千古の昔、都に美しい姫君がおられました。
「肥後国疋野の里に住む炭焼小五郎という若者と夫婦になるように」との夢を度々みられた姫君は、供を従えはるばると小岱山の麓の疋野の里へやってこられました。
小五郎は驚き、貧しさ故に食べる物もないと断りましたが、姫君はお告げだからぜひ妻にと申され、また金貨を渡し米を買ってきて欲しいと頼まれました。しかたなく出かけた小五郎は、途中飛んできた白さぎを獲ろうと金貨を投げました。傷を負った白さぎは、湯煙立ち上る谷間へ落ちて行きましたが、暫くすると元気になって飛び去って行きました。
米を買わずに引き返した小五郎に姫君は「あれは大切なお金というもので何でも買うことができましたのに」と残念がられました。 「あのようなものは、この山の中に沢山あります」との返事に、よく見るとあちこち沢山の金塊が埋もれていました。
こうして、めでたく姫君と夫婦になった小五郎は、疋野長者と呼ばれて大変栄えて幸福に暮らしました。

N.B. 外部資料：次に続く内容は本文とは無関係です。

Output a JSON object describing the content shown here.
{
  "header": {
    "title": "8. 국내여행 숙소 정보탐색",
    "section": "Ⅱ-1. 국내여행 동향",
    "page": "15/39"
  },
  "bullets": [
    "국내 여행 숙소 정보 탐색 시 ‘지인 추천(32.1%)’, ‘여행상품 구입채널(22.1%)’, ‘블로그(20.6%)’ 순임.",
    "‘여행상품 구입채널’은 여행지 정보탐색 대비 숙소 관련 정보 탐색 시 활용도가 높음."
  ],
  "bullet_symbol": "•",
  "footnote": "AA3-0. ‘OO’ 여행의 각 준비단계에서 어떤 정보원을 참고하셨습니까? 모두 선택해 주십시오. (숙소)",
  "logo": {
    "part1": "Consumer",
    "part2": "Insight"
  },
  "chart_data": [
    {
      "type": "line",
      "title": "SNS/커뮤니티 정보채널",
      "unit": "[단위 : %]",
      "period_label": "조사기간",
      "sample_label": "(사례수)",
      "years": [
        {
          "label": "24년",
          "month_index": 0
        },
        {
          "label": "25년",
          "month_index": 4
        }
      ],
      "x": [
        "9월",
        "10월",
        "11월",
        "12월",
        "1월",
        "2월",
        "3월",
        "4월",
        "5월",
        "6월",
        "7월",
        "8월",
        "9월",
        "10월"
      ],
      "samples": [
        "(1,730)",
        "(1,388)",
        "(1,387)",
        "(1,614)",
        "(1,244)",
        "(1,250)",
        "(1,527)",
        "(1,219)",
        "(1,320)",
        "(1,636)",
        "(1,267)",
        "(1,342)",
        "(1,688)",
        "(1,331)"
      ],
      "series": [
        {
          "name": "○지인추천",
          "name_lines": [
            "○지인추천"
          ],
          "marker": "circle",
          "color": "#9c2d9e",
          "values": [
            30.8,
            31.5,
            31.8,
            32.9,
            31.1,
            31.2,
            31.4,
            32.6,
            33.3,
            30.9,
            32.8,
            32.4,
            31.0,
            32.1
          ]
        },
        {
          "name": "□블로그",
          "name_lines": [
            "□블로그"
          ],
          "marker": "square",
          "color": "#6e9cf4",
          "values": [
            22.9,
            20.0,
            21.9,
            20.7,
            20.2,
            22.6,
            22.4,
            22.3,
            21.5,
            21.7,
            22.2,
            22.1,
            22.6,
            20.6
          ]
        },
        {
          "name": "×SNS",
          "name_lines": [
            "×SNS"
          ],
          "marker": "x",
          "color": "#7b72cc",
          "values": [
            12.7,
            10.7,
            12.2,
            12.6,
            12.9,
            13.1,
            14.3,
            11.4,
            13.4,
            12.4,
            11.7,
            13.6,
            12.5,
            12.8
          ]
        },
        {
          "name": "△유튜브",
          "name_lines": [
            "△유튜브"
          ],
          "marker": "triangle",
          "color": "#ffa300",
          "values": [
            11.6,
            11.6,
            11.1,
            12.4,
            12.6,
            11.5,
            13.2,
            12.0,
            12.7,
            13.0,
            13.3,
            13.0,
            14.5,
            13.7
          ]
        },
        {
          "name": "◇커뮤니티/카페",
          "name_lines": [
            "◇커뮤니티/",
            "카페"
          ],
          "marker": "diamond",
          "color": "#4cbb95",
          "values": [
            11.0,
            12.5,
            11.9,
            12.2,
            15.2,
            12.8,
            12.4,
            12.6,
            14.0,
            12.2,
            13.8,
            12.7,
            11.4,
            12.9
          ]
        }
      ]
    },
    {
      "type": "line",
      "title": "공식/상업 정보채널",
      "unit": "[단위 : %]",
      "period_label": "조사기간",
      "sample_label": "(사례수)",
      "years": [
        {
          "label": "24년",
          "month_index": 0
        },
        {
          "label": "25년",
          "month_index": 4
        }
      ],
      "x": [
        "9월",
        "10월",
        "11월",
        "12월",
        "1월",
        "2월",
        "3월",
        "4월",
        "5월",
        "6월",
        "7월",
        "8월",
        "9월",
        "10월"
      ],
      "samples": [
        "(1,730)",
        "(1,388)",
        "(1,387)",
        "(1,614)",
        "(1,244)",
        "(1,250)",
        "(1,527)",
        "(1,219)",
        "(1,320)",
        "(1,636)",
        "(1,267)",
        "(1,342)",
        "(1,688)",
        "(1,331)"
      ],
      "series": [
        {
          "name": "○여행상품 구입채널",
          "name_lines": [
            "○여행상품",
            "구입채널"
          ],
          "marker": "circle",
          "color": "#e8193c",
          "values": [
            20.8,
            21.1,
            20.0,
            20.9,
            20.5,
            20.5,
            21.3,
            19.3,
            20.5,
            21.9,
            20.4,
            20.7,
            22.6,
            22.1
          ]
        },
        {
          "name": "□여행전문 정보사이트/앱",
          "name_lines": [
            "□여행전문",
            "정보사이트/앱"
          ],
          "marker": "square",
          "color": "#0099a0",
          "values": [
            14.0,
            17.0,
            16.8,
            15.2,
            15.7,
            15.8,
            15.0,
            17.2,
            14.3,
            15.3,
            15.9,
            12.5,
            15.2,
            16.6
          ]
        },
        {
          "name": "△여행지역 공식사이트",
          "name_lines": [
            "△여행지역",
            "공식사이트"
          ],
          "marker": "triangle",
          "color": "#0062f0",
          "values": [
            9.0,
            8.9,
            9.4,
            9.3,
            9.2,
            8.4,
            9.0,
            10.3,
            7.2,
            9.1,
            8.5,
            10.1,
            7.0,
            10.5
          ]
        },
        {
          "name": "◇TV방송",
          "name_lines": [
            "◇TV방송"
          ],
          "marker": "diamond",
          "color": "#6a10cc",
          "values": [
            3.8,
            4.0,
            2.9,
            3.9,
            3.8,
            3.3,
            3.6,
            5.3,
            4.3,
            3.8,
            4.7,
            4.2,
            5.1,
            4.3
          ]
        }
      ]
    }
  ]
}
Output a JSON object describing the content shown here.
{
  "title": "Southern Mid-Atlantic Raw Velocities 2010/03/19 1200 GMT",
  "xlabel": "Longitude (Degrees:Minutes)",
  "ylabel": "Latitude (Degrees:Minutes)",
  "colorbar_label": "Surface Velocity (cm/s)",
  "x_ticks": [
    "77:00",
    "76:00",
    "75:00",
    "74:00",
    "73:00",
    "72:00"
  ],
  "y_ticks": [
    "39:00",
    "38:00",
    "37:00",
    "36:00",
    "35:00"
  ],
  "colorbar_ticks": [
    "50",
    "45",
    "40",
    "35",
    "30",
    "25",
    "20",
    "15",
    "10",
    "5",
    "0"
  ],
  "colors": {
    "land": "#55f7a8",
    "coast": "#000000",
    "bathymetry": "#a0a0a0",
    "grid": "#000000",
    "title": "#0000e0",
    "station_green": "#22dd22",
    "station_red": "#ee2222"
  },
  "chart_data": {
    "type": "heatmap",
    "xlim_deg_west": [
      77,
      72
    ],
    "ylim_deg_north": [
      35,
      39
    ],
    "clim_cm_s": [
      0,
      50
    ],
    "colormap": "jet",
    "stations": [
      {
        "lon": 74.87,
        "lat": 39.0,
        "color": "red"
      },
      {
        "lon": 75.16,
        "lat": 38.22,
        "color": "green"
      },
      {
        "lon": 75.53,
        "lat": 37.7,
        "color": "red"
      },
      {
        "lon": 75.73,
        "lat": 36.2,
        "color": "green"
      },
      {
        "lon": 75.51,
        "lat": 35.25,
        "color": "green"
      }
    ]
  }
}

この疋野長者の御神陵には、金銀財宝が埋められているとも伝えられ、また毎年四月には長者祭りが行われています。白さぎが元気になったいで湯は、現在では玉名温泉として栄え、また疋野神社は長者ゆかりのお宮として、多くの御参拝をいただいています。

次々と水を汲みに来られてました。(左右に水汲みの方がいたので一部分のみ)



余談…
呉の夫差の子「忌」(呉の太伯の子孫)が日本に来たと言われていて「孝昭三年来朝。火の国山門に住む。菊池郡」(孝昭3年は皇紀ではBC473年)とあり、東シナ海に出て現在の熊本県玉名市近辺の菊池川河口付近に到達し菊池川を遡って菊池市近辺に定住したと考えられています。
しかし、北畠親房は外国のある書の中に「日本は呉の太伯の後裔である」ということが書かれているのは全く事実に合わないこと。として、わが国は天地の神の御子孫であるから、それより後の世の呉の太伯の子孫などということはないとしています。